Training of key personnel in disaster preparedness, incident management, and recovery should also be addressed.

3. Emergency contact information
Your plan should include up-to-date contact information on people and entities that may need to be contacted when a disaster occurs. This is no time to be scrambling for phone numbers.

Information should be included for both internal personnel (CEO, CIO, legal advisor, etc.) and external personnel and services (police, fire, ambulance, security services, utility companies, building maintenance, etc.).

4. Recovery teams
It will take teamwork to manage the crisis itself and to put things back together once the immediate crisis is over. The BCP should appoint members of a disaster recovery team (DRT) made up of specialists with training and knowledge to handle various aspects of common disasters (safety specialist, IT specialist, communications specialist, security specialist, personnel specialist, etc.).

The DRT members will work with emergency services during the disaster and should have access to equipment they'll need during an emergency (mobile phones, flash lights, hard hats, protective clothing, etc.).

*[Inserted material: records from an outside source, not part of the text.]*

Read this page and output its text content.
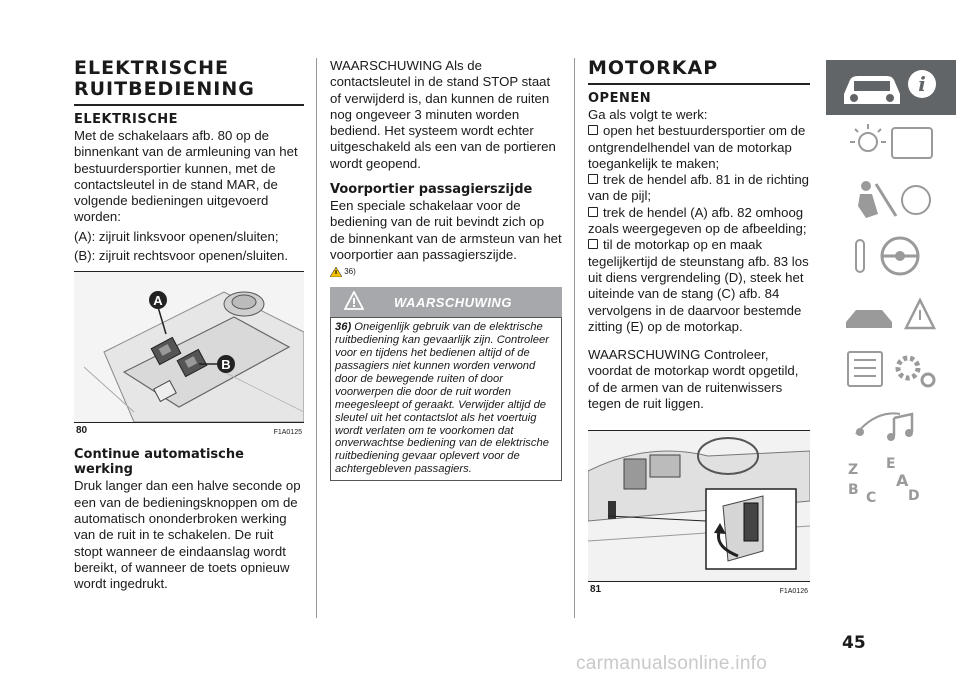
ELEKTRISCHE RUITBEDIENING
ELEKTRISCHE

Met de schakelaars afb. 80 op de binnenkant van de armleuning van het bestuurdersportier kunnen, met de contactsleutel in de stand MAR, de volgende bedieningen uitgevoerd worden:

(A): zijruit linksvoor openen/sluiten;

(B): zijruit rechtsvoor openen/sluiten.

A
B
80	F1A0125
Continue automatische werking

Druk langer dan een halve seconde op een van de bedieningsknoppen om de automatisch ononderbroken werking van de ruit in te schakelen. De ruit stopt wanneer de eindaanslag wordt bereikt, of wanneer de toets opnieuw wordt ingedrukt.

WAARSCHUWING Als de contactsleutel in de stand STOP staat of verwijderd is, dan kunnen de ruiten nog ongeveer 3 minuten worden bediend. Het systeem wordt echter uitgeschakeld als een van de portieren wordt geopend.

Voorportier passagierszijde

Een speciale schakelaar voor de bediening van de ruit bevindt zich op de binnenkant van de armsteun van het voorportier aan passagierszijde.

36)
WAARSCHUWING
36) Oneigenlijk gebruik van de elektrische ruitbediening kan gevaarlijk zijn. Controleer voor en tijdens het bedienen altijd of de passagiers niet kunnen worden verwond door de bewegende ruiten of door voorwerpen die door de ruit worden meegesleept of geraakt. Verwijder altijd de sleutel uit het contactslot als het voertuig wordt verlaten om te voorkomen dat onverwachtse bediening van de elektrische ruitbediening gevaar oplevert voor de achtergebleven passagiers.
MOTORKAP
OPENEN

Ga als volgt te werk:

open het bestuurdersportier om de ontgrendelhendel van de motorkap toegankelijk te maken;

trek de hendel afb. 81 in de richting van de pijl;

trek de hendel (A) afb. 82 omhoog zoals weergegeven op de afbeelding;

til de motorkap op en maak tegelijkertijd de steunstang afb. 83 los uit diens vergrendeling (D), steek het uiteinde van de stang (C) afb. 84 vervolgens in de daarvoor bestemde zitting (E) op de motorkap.

WAARSCHUWING Controleer, voordat de motorkap wordt opgetild, of de armen van de ruitenwissers tegen de ruit liggen.

81	F1A0126
i
Z E
B A
C D
45
carmanualsonline.info
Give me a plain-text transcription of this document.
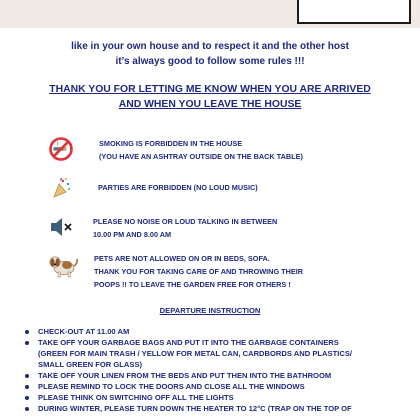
like in your own house and to respect it and the other host
it’s always good to follow some rules !!!
THANK YOU FOR LETTING ME KNOW WHEN YOU ARE ARRIVED
AND WHEN YOU LEAVE THE HOUSE
SMOKING IS FORBIDDEN IN THE HOUSE
(YOU HAVE AN ASHTRAY OUTSIDE ON THE BACK TABLE)
PARTIES ARE FORBIDDEN (NO LOUD MUSIC)
PLEASE NO NOISE OR LOUD TALKING IN BETWEEN
10.00 PM AND 8.00 AM
PETS ARE NOT ALLOWED ON OR IN BEDS, SOFA.
THANK YOU FOR TAKING CARE OF AND THROWING THEIR
POOPS !! TO LEAVE THE GARDEN FREE FOR OTHERS !
DEPARTURE INSTRUCTION
CHECK-OUT AT 11.00 AM
TAKE OFF YOUR GARBAGE BAGS AND PUT IT INTO THE GARBAGE CONTAINERS
(GREEN FOR MAIN TRASH / YELLOW FOR METAL CAN, CARDBORDS AND PLASTICS/
SMALL GREEN FOR GLASS)
TAKE OFF YOUR LINEN FROM THE BEDS AND PUT THEN INTO THE BATHROOM
PLEASE REMIND TO LOCK THE DOORS AND CLOSE ALL THE WINDOWS
PLEASE THINK ON SWITCHING OFF ALL THE LIGHTS
DURING WINTER, PLEASE TURN DOWN THE HEATER TO 12°C (TRAP ON THE TOP OF
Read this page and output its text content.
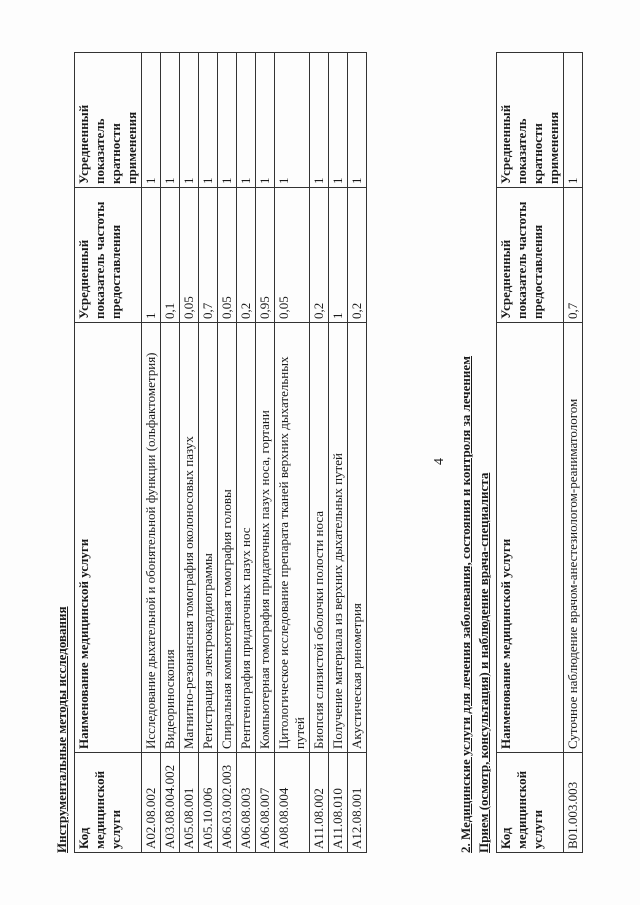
4
Инструментальные методы исследования Код медицинской услуги	Наименование медицинской услуги	Усредненный показатель частоты предоставления	Усредненный показатель кратности применения
A02.08.002	Исследование дыхательной и обонятельной функции (ольфактометрия)	1	1
A03.08.004.002	Видеориноскопия	0,1	1
A05.08.001	Магнитно-резонансная томография околоносовых пазух	0,05	1
A05.10.006	Регистрация электрокардиограммы	0,7	1
A06.03.002.003	Спиральная компьютерная томография головы	0,05	1
A06.08.003	Рентгенография придаточных пазух нос	0,2	1
A06.08.007	Компьютерная томография придаточных пазух носа, гортани	0,95	1
A08.08.004	Цитологическое исследование препарата тканей верхних дыхательных путей	0,05	1
A11.08.002	Биопсия слизистой оболочки полости носа	0,2	1
A11.08.010	Получение материала из верхних дыхательных путей	1	1
A12.08.001	Акустическая ринометрия	0,2	1
2. Медицинские услуги для лечения заболевания, состояния и контроля за лечением Прием (осмотр, консультация) и наблюдение врача-специалиста Код медицинской услуги	Наименование медицинской услуги	Усредненный показатель частоты предоставления	Усредненный показатель кратности применения
B01.003.003	Суточное наблюдение врачом-анестезиологом-реаниматологом	0,7	1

A business recovery team is responsible for re-establishment of normal operations after the crisis is over.

5. Off-site backup of important data
Any good business continuity plan will address restoration of your company's important digital data if it is destroyed.

Too many organisations meticulously make backups of everything and then store those backups in the server room. If a fire, flood, or bomb destroys the building, that (often irreplaceable) data is gone, too.

You should store copies of important data on removable media that's kept at a different physical location or back it up over the Internet to a remote server, or both.

Just as important, key personnel should know where it's stored and have the keys, passwords, etc., to be able to restore it to get users back to a productive state as soon as possible.